Saturday, August 9, 2008

A Post in Which I Become Exasperated with Book Critics

I've recently read some heavy-handed criticism of the Twilight series, and I've got to say, LIGHTEN UP ALREADY. I don't think anyone considers Twilight great literature. A vampire love affair is plainly a lightweight topic useful for entertainment purposes only. And if these books entertain you, read on. If not, choose something else. A Salon writer is convinced, though, that adult women who read Twilight are somehow obsessed with high school, still wishing the cute boy from the cool crowd (no pun intended) chose them all those years ago. And that the message in the Twilight books is as harmful as pornography and subversive to women's rights.
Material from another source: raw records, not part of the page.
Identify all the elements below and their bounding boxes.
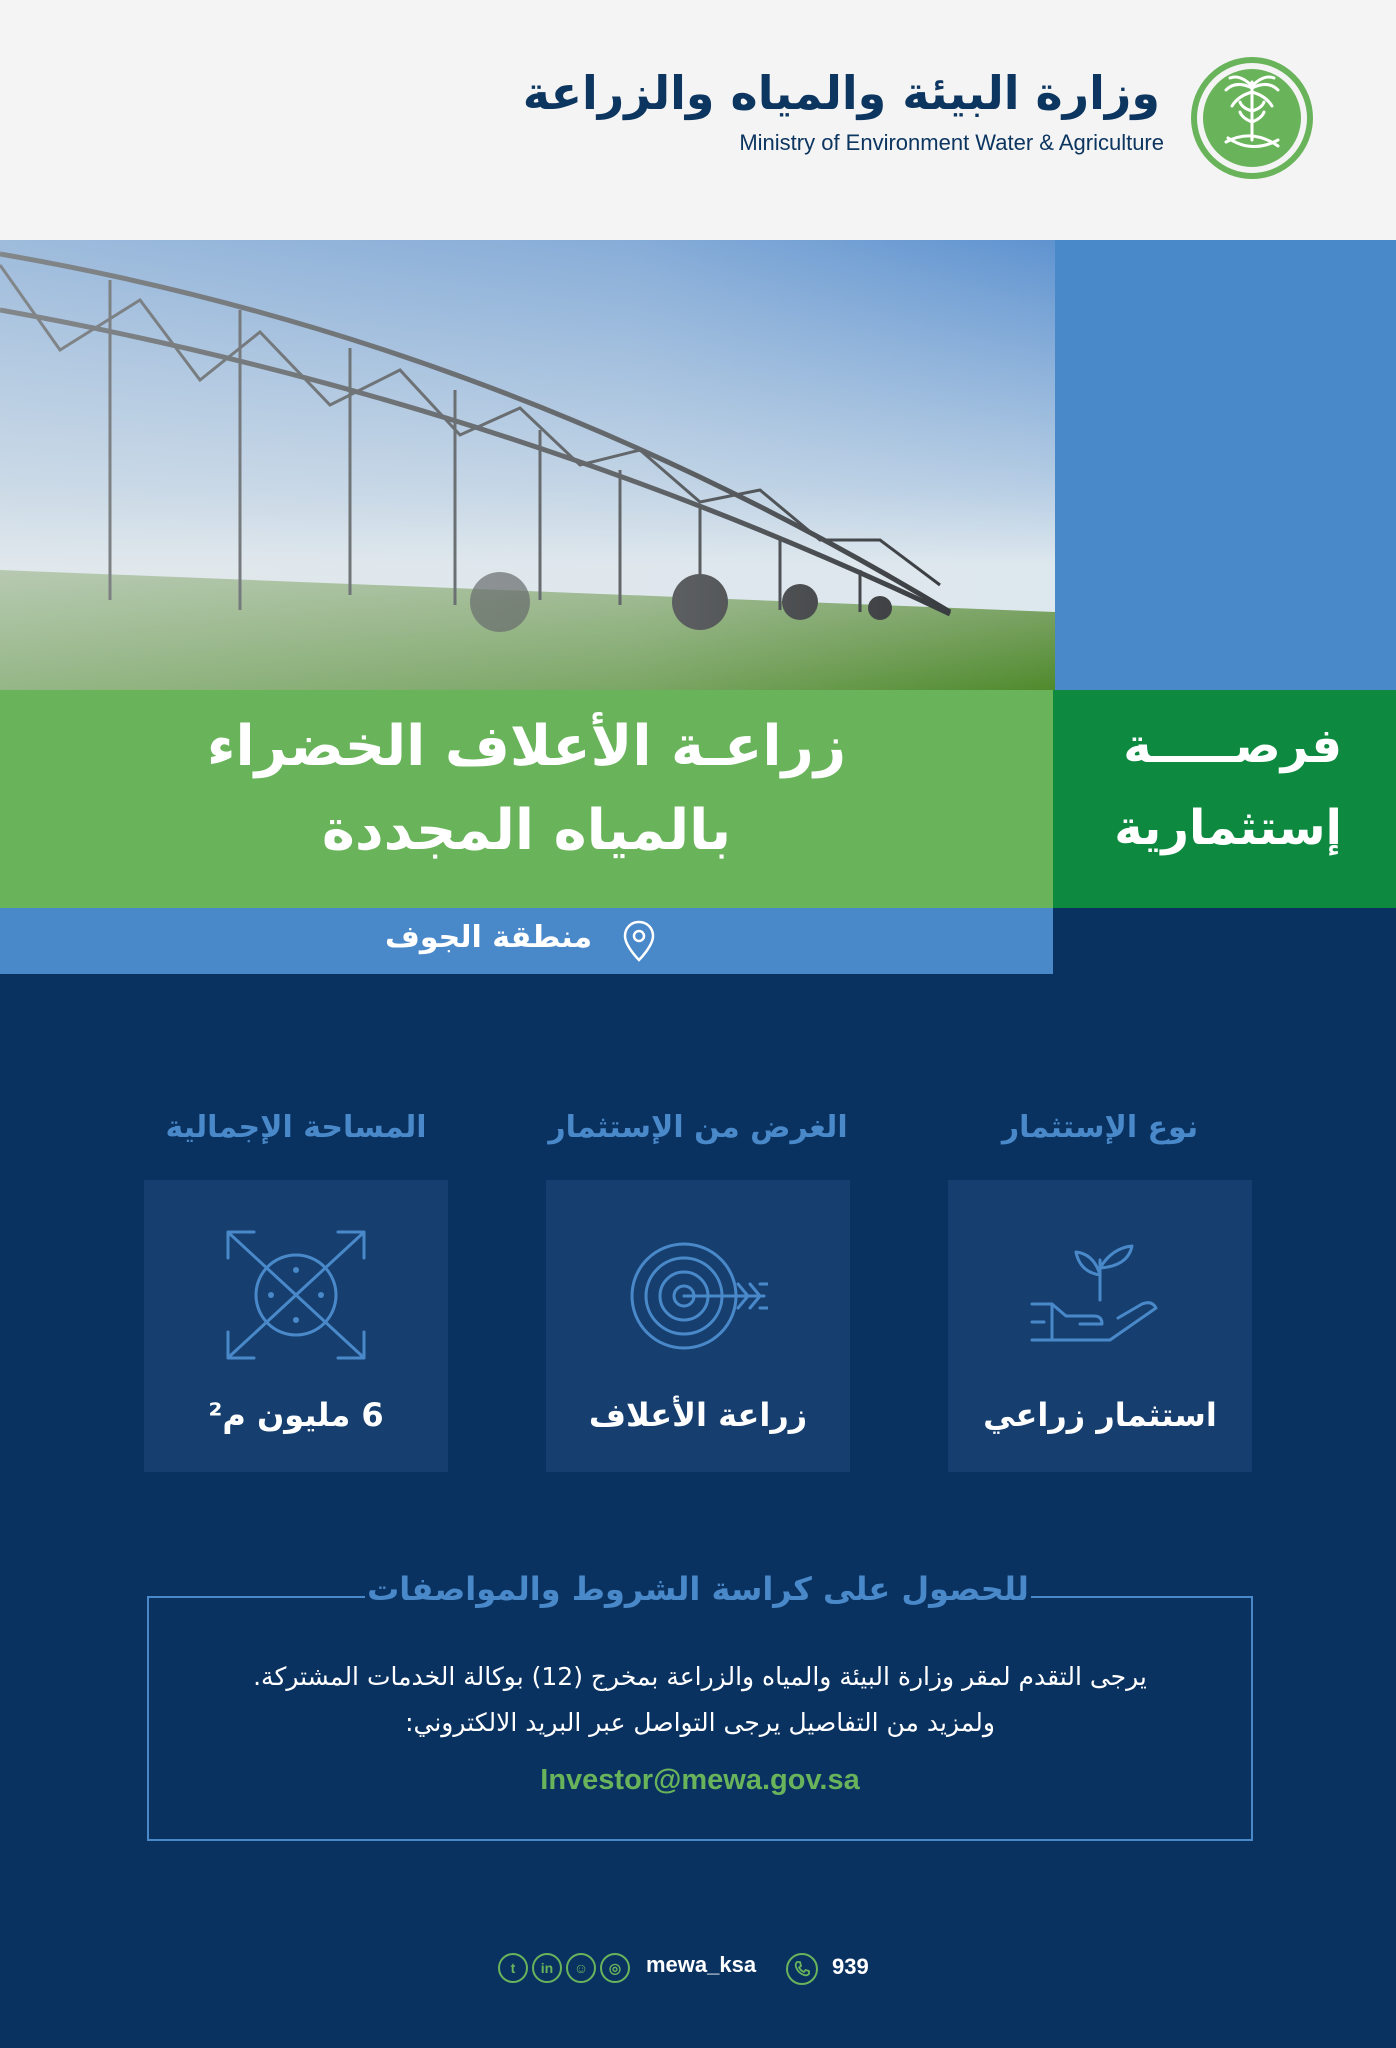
total-area-label: المساحة الإجمالية — [165, 1110, 427, 1145]
investment-purpose-label: الغرض من الإستثمار — [548, 1110, 848, 1145]
area-expand-icon — [226, 1230, 366, 1360]
snapchat-icon[interactable]: ☺ — [566, 1953, 596, 1983]
investment-purpose-card — [546, 1180, 850, 1472]
total-area-card — [144, 1180, 448, 1472]
info-address-text: يرجى التقدم لمقر وزارة البيئة والمياه والزراعة بمخرج (12) بوكالة الخدمات المشتركة. — [253, 1662, 1147, 1691]
target-arrow-icon — [628, 1230, 768, 1360]
instagram-icon[interactable]: ◎ — [600, 1953, 630, 1983]
region-bar — [0, 908, 1053, 974]
phone-icon — [786, 1953, 818, 1985]
decorative-blue-panel — [1055, 240, 1396, 690]
phone-number: 939 — [832, 1954, 869, 1979]
location-pin-icon — [622, 919, 656, 963]
opportunity-label-line2: إستثمارية — [1114, 800, 1342, 856]
opportunity-title-line2: بالمياه المجددة — [321, 798, 732, 863]
investment-type-label: نوع الإستثمار — [1001, 1110, 1199, 1145]
social-handle: mewa_ksa — [646, 1952, 757, 1977]
twitter-icon[interactable]: t — [498, 1953, 528, 1983]
title-banner — [0, 690, 1053, 908]
region-name: منطقة الجوف — [385, 920, 593, 955]
palm-swords-emblem-icon — [1190, 56, 1314, 180]
hand-plant-icon — [1030, 1230, 1170, 1360]
opportunity-label-line1: فرصـــــة — [1123, 718, 1342, 774]
header — [0, 0, 1396, 240]
investment-type-value: استثمار زراعي — [983, 1396, 1217, 1434]
irrigation-photo — [0, 240, 1055, 690]
ministry-name-en: Ministry of Environment Water & Agriculture — [739, 130, 1164, 155]
terms-heading: للحصول على كراسة الشروط والمواصفات — [365, 1570, 1031, 1612]
investment-type-card — [948, 1180, 1252, 1472]
info-contact-text: ولمزيد من التفاصيل يرجى التواصل عبر البريد الالكتروني: — [405, 1708, 995, 1737]
total-area-value: 6 مليون م² — [208, 1396, 384, 1434]
investment-purpose-value: زراعة الأعلاف — [588, 1396, 808, 1434]
investment-opportunity-badge — [1053, 690, 1396, 908]
investor-email-link[interactable]: Investor@mewa.gov.sa — [540, 1764, 860, 1796]
opportunity-title-line1: زراعـة الأعلاف الخضراء — [206, 714, 847, 779]
linkedin-icon[interactable]: in — [532, 1953, 562, 1983]
ministry-name-ar: وزارة البيئة والمياه والزراعة — [522, 66, 1160, 120]
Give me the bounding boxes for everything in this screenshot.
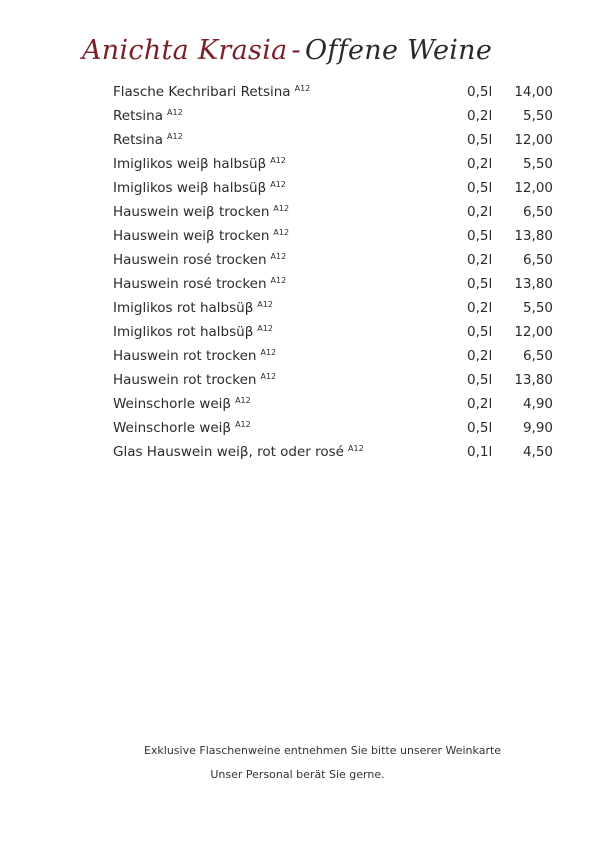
wine-name — [113, 248, 286, 272]
wine-name — [113, 104, 183, 128]
wine-volume: 0,5l — [467, 228, 493, 244]
wine-name-text: Hauswein rosé trocken — [113, 276, 267, 292]
restaurant-name: Anichta Krasia — [82, 35, 288, 66]
menu-item-row — [113, 200, 553, 224]
wine-name — [113, 320, 273, 344]
wine-price: 13,80 — [514, 372, 553, 388]
wine-volume: 0,5l — [467, 180, 493, 196]
allergen-code: A12 — [235, 419, 251, 429]
wine-price: 12,00 — [514, 132, 553, 148]
menu-item-row — [113, 320, 553, 344]
wine-price: 12,00 — [514, 324, 553, 340]
wine-price: 13,80 — [514, 276, 553, 292]
wine-price: 12,00 — [514, 180, 553, 196]
wine-price: 5,50 — [522, 156, 553, 172]
menu-item-row — [113, 80, 553, 104]
wine-volume: 0,5l — [467, 420, 493, 436]
wine-price: 9,90 — [522, 420, 553, 436]
wine-volume: 0,2l — [467, 252, 493, 268]
wine-name-text: Imiglikos rot halbsüβ — [113, 324, 254, 340]
footer-note-wine-card: Exklusive Flaschenweine entnehmen Sie bitte unserer Weinkarte — [143, 744, 502, 757]
wine-price: 5,50 — [522, 108, 553, 124]
allergen-code: A12 — [260, 371, 277, 381]
allergen-code: A12 — [167, 107, 183, 117]
allergen-code: A12 — [294, 83, 311, 93]
allergen-code: A12 — [257, 323, 273, 333]
wine-name — [113, 128, 183, 152]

I don't agree. First, it's possible to enjoy a book without wanting to be the main character. Take, for example, The Lovely Bones by Alice Sebold, where the protagonist is the victim of a horrible crime. The book is good and imaginative, the writing is strong, but there's no earthly way you want to be that main character. Second, Twilight is a romance novel. I'm going to take a risk in spilling the beans here, but in romance novels, the romance is idealized. If you can't separate idealized romance from reality, you'd better move directly to a dry diet of nonfiction and documentaries (bypassing Romeo and Juliet and Wuthering Heights and all that). Third, that Stephanie Meyer apparently is pro-life and committed to sex in marriage doesn't make her part of an evil plot to destroy women's rights. She's saying what she thinks (we're allowed to do that, right?). If you don't agree, respect those differences, and move on. Believe me, Twilight isn't a particularly compelling piece of argument. I don't think undecided minds are going to be persuaded one way or the other.

I enjoyed Twilight as a light read about an impossible romance, just like I enjoy a donut every once in while. It doesn't mean they're good as a steady diet, but on an occasional basis, they're fine. Why engage in a harangue on how silly Twilight is? Romance novels ARE silly. The analysis brought to bear on Stephanie Meyer's novels is unnecessary except as a means to justify a book critic's paycheck. Focus instead on something that matters. Universal health care. War between Russia and Georgia. Homelessness. Poverty. The lack of civilized discourse in this country. Or maybe just good literature.

But denouncing a romance novel as a threat to women everywhere?

Oh, come ON.


Her Bad Mother said...

Ha! TOTALLY agree! (Followed you from your comment on my post at MamaPop...)

Janssen said...

Amen! AMEN!

When did book reading start needing to be all serious all the time?